Fairfax Media is bracing for sweeping changes to its senior executive ranks, with well-placed sources telling Crikey acting chief executive Greg Hywood is now an unbackable favourite to be confirmed in the top job following the company’s board meeting next Friday.

The choice of the savvy Hywood — an increasingly popular figure among journalists at The Age and The Sydney Morning Herald — is looking like a fait accompli despite a global search for a new leader sparked by the resignation of Brian McCarthy in early December.
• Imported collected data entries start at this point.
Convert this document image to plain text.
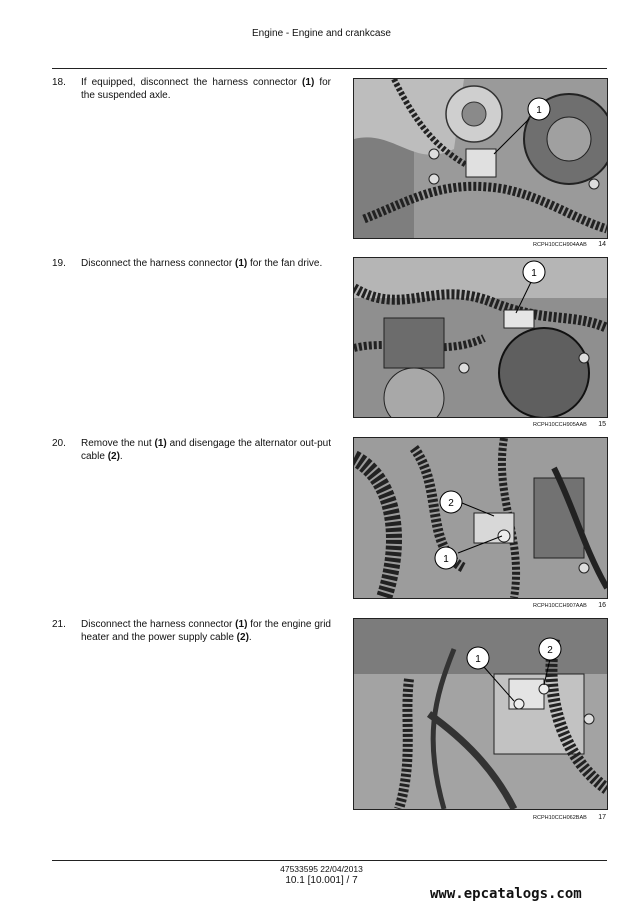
Engine - Engine and crankcase
18.	If equipped, disconnect the harness connector (1) for the suspended axle.
1
RCPH10CCH904AAB 14
19.	Disconnect the harness connector (1) for the fan drive.
1
RCPH10CCH905AAB 15
20.	Remove the nut (1) and disengage the alternator out-put cable (2).
2
1
RCPH10CCH907AAB 16
21.	Disconnect the harness connector (1) for the engine grid heater and the power supply cable (2).
1
2
RCPH10CCH062BAB 17
47533595 22/04/2013
10.1 [10.001] / 7
www.epcatalogs.com
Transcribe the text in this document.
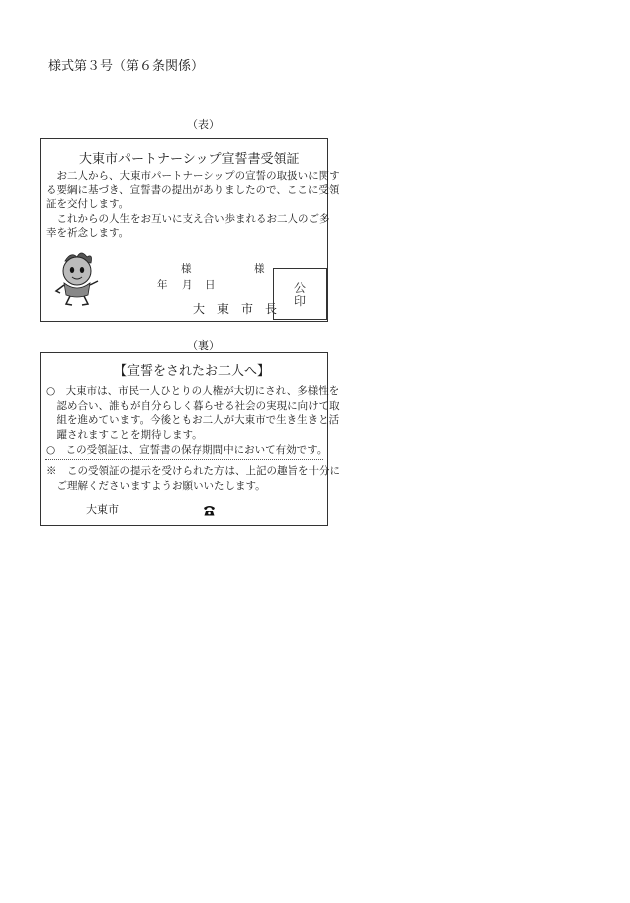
様式第３号（第６条関係）
（表）
大東市パートナーシップ宣誓書受領証
　お二人から、大東市パートナーシップの宣誓の取扱いに関す
る要綱に基づき、宣誓書の提出がありましたので、ここに受領
証を交付します。
　これからの人生をお互いに支え合い歩まれるお二人のご多
幸を祈念します。
様	様
年 月 日
大　東　市　長
公
印
（裏）
【宣誓をされたお二人へ】
○　大東市は、市民一人ひとりの人権が大切にされ、多様性を
　認め合い、誰もが自分らしく暮らせる社会の実現に向けて取
　組を進めています。今後ともお二人が大東市で生き生きと活
　躍されますことを期待します。
○　この受領証は、宣誓書の保存期間中において有効です。
※　この受領証の提示を受けられた方は、上記の趣旨を十分に
　ご理解くださいますようお願いいたします。
大東市
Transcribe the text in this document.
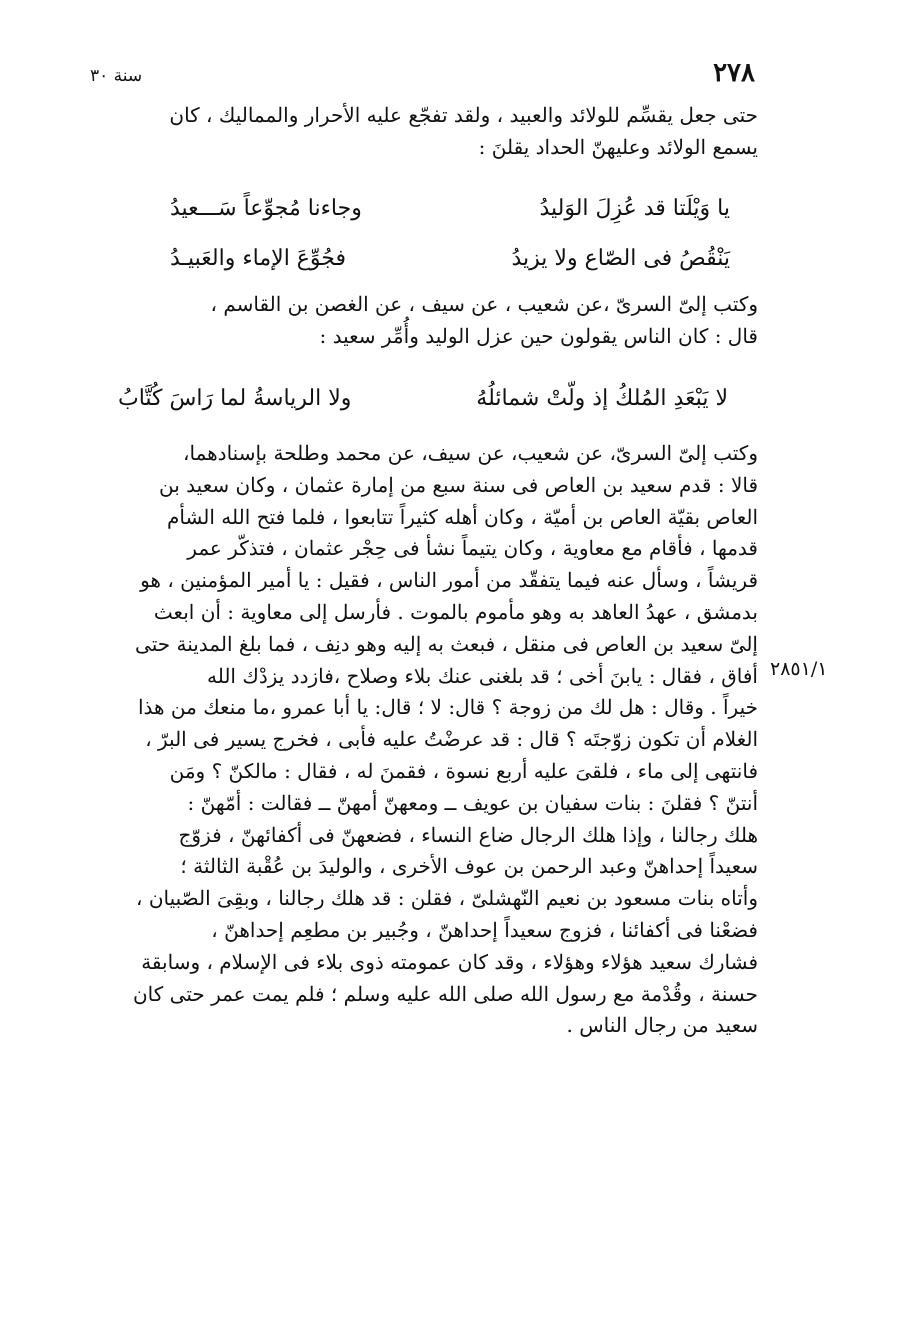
٢٧٨
سنة ٣٠
٢٨٥١/١

حتى جعل يقسِّم للولائد والعبيد ، ولقد تفجّع عليه الأحرار والمماليك ، كان

يسمع الولائد وعليهنّ الحداد يقلنَ :

يا وَيْلَتا قد عُزِلَ الوَليدُ
وجاءنا مُجوِّعاً سَـــعيدُ
يَنْقُصُ فى الصّاع ولا يزيدُ
فجُوِّعَ الإماء والعَبيـدُ

وكتب إلىّ السرىّ ،عن شعيب ، عن سيف ، عن الغصن بن القاسم ،

قال : كان الناس يقولون حين عزل الوليد وأُمِّر سعيد :

لا يَبْعَدِ المُلكُ إذ ولّتْ شمائلُهُ
ولا الرياسةُ لما رَاسَ كُتَّابُ

وكتب إلىّ السرىّ، عن شعيب، عن سيف، عن محمد وطلحة بإسنادهما،

قالا : قدم سعيد بن العاص فى سنة سبع من إمارة عثمان ، وكان سعيد بن

العاص بقيّة العاص بن أميّة ، وكان أهله كثيراً تتابعوا ، فلما فتح الله الشأم

قدمها ، فأقام مع معاوية ، وكان يتيماً نشأ فى حِجْر عثمان ، فتذكّر عمر

قريشاً ، وسأل عنه فيما يتفقّد من أمور الناس ، فقيل : يا أمير المؤمنين ، هو

بدمشق ، عهدُ العاهد به وهو مأموم بالموت . فأرسل إلى معاوية : أن ابعث

إلىّ سعيد بن العاص فى منقل ، فبعث به إليه وهو دنِف ، فما بلغ المدينة حتى

أفاق ، فقال : يابنَ أخى ؛ قد بلغنى عنك بلاء وصلاح ،فازدد يزدْك الله

خيراً . وقال : هل لك من زوجة ؟ قال: لا ؛ قال: يا أبا عمرو ،ما منعك من هذا

الغلام أن تكون زوّجتَه ؟ قال : قد عرضْتُ عليه فأبى ، فخرج يسير فى البرّ ،

فانتهى إلى ماء ، فلقىَ عليه أربع نسوة ، فقمنَ له ، فقال : مالكنّ ؟ ومَن

أنتنّ ؟ فقلنَ : بنات سفيان بن عويف ــ ومعهنّ أمهنّ ــ فقالت : أمّهنّ :

هلك رجالنا ، وإذا هلك الرجال ضاع النساء ، فضعهنّ فى أكفائهنّ ، فزوّج

سعيداً إحداهنّ وعبد الرحمن بن عوف الأخرى ، والوليدَ بن عُقْبة الثالثة ؛

وأتاه بنات مسعود بن نعيم النّهشلىّ ، فقلن : قد هلك رجالنا ، وبقِىَ الصّبيان ،

فضعْنا فى أكفائنا ، فزوج سعيداً إحداهنّ ، وجُبير بن مطعِم إحداهنّ ،

فشارك سعيد هؤلاء وهؤلاء ، وقد كان عمومته ذوى بلاء فى الإسلام ، وسابقة

حسنة ، وقُدْمة مع رسول الله صلى الله عليه وسلم ؛ فلم يمت عمر حتى كان

سعيد من رجال الناس .
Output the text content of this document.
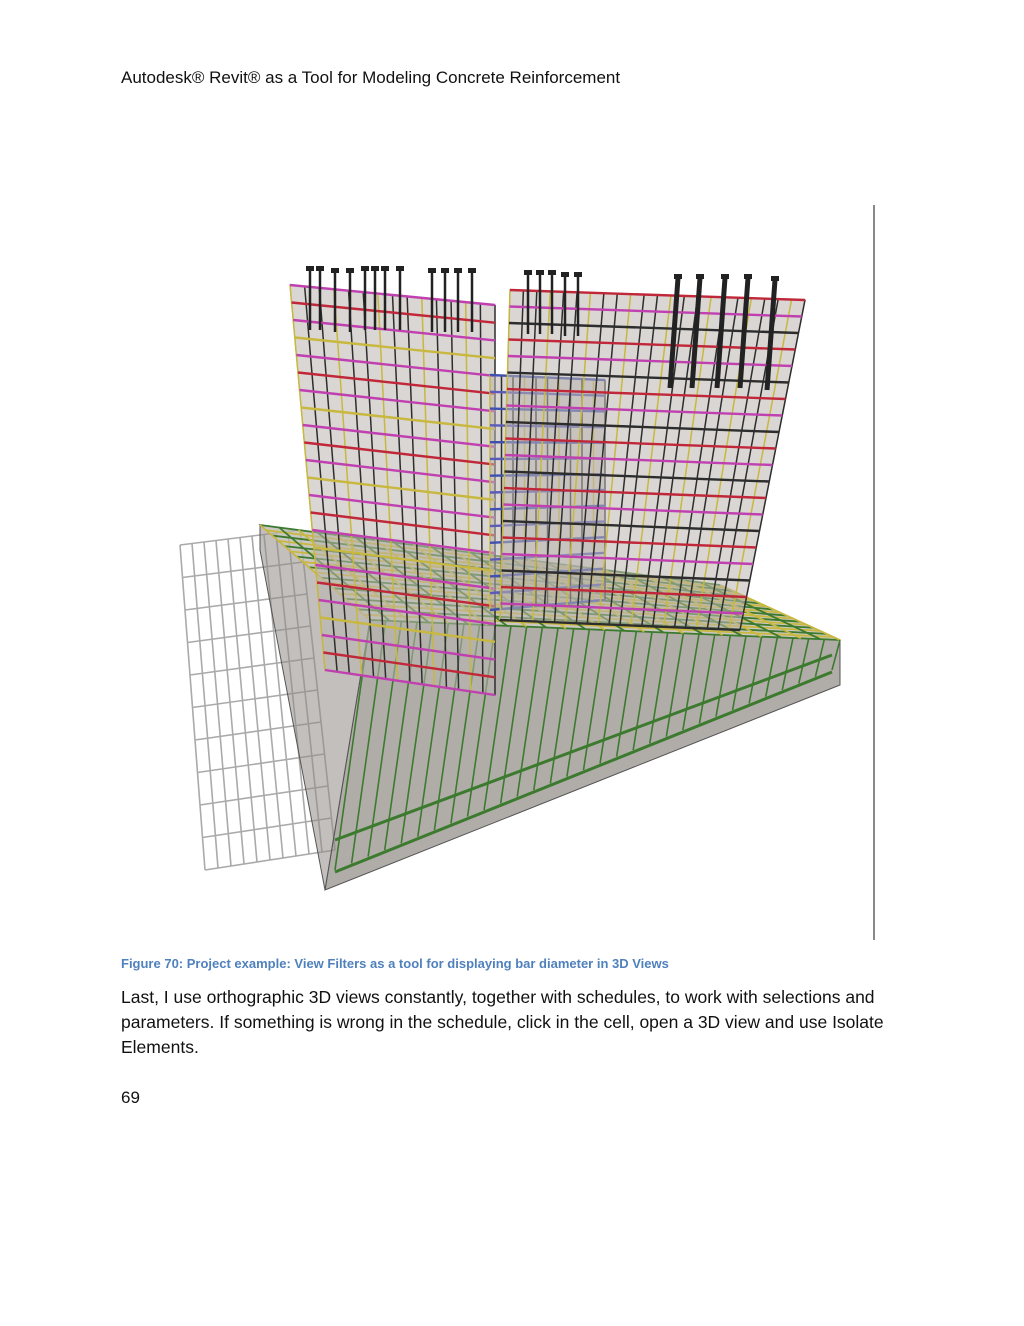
Autodesk® Revit® as a Tool for Modeling Concrete Reinforcement
Figure 70: Project example: View Filters as a tool for displaying bar diameter in 3D Views
Last, I use orthographic 3D views constantly, together with schedules, to work with selections and parameters. If something is wrong in the schedule, click in the cell, open a 3D view and use Isolate Elements.
69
Fairfax has been paying the former Tourism Victoria chief $50,000 a week while the board deliberates.

“Fairfax would be crazy if they didn’t give it to Greg,” the insider said. “You can’t appoint a person of Greg’s standing and then pull the carpet from under them.”

But as Hywood prepares to settle permanently into the corner office at Pyrmont, a number of key underlings appear to be heading for the exit as part of a purge of former Rural Press staff loyal to McCarthy.

These are said to include the head of Sydney publishing Lloyd Whish-Wilson, who was coaxed out of retirement by McCarthy following the Rural Press takeover in 2007. Whish-Wilson is slated to leave next month, with the possible elevation of SMH editor-in-chief Peter Fray, currently on part-time study leave, to a joint publishing/editing role.

Another rumoured departure is that of Whish-Wilson’s Melbourne counterpart Don Churchill, who critics say has overseen the erosion of The Age‘s revenue, profit and circulation base. The launch next week of a new masthead, The Saturday Age — which will involve a substantial redesign and tabloidisation of key sections — is said to be the Kiwi executive’s swansong before a dignified exit on his own terms in either April or May.

According to a document penned former senior Age executives last year entitled The Age: a litany of decline, the paper has recorded a decline of $101 million in revenue and $68 million in profit over the past five years. There is also concern over the diminishing gap between The Age and the Herald Sun in the race for the vital AB demographic. Instead, a mid-market mentality has encroached with supermarket and liquor ads, usually News Limited’s bread and butter, becoming increasingly prevalent.

The staffing shake-up could also extend to editorial, with rumours continuing to swirl among Age journos that editor Paul Ramadge is preparing to hang up his boots, possibly in conjunction with Churchill’s exit. But others have disputed this, believing Ramadge has yet to make a severe enough error to be cast aside.

A key question for Hywood will be whether to proceed with McCarthy’s infamous corporate restructure, delivered just weeks before his departure in November. Fairfax is yet to appoint a Metropolitan CEO, despite McCarthy promising that the new staffer would be hired before Christmas.

Crikey understands that several other ex-Rural Press senior execs are hovering above the chopping block. But there are concerns that flushing the remains of Rural Press could lead to a reduced focus on Fairfax’s stable of regional assets. Some analysts are asking whether this will have a negative impact on the considerable profits from that area of the business, which is less glamorous than the metro stable but under far less competitive risk.

Speculation over the looming Hywood epoch comes after he and Fairfax chairman Roger Corbett conducted a walk of The Age‘s editorial floor in December, in what insiders dubbed a “very successful ra ra session”. The intervention was unusual, not only because Hywood was acting at the time, but because of the positive energy that lingered in its wake. Hywood, also a Fairfax director, has since emerged as a journos’ champion and is now surfing a wave of approval in his pitch for the top job.

In other staffing moves, Age executive sport editor David Dick has recently reinvented himself as the paper’s iPad overseer, with prominent House Committee head Greg Baum — who delivered a stirring speech during the recent Fairfax Community Network industrial dispute — said to have thrown his hat in the ring as a potential replacement.

Meanwhile, Crikey understands Australian media writer Mark Day spent the week in Melbourne and is preparing a big feature on Hywood and Fairfax’s future fortunes, to coincide with the long-awaited return of Monday’s media section.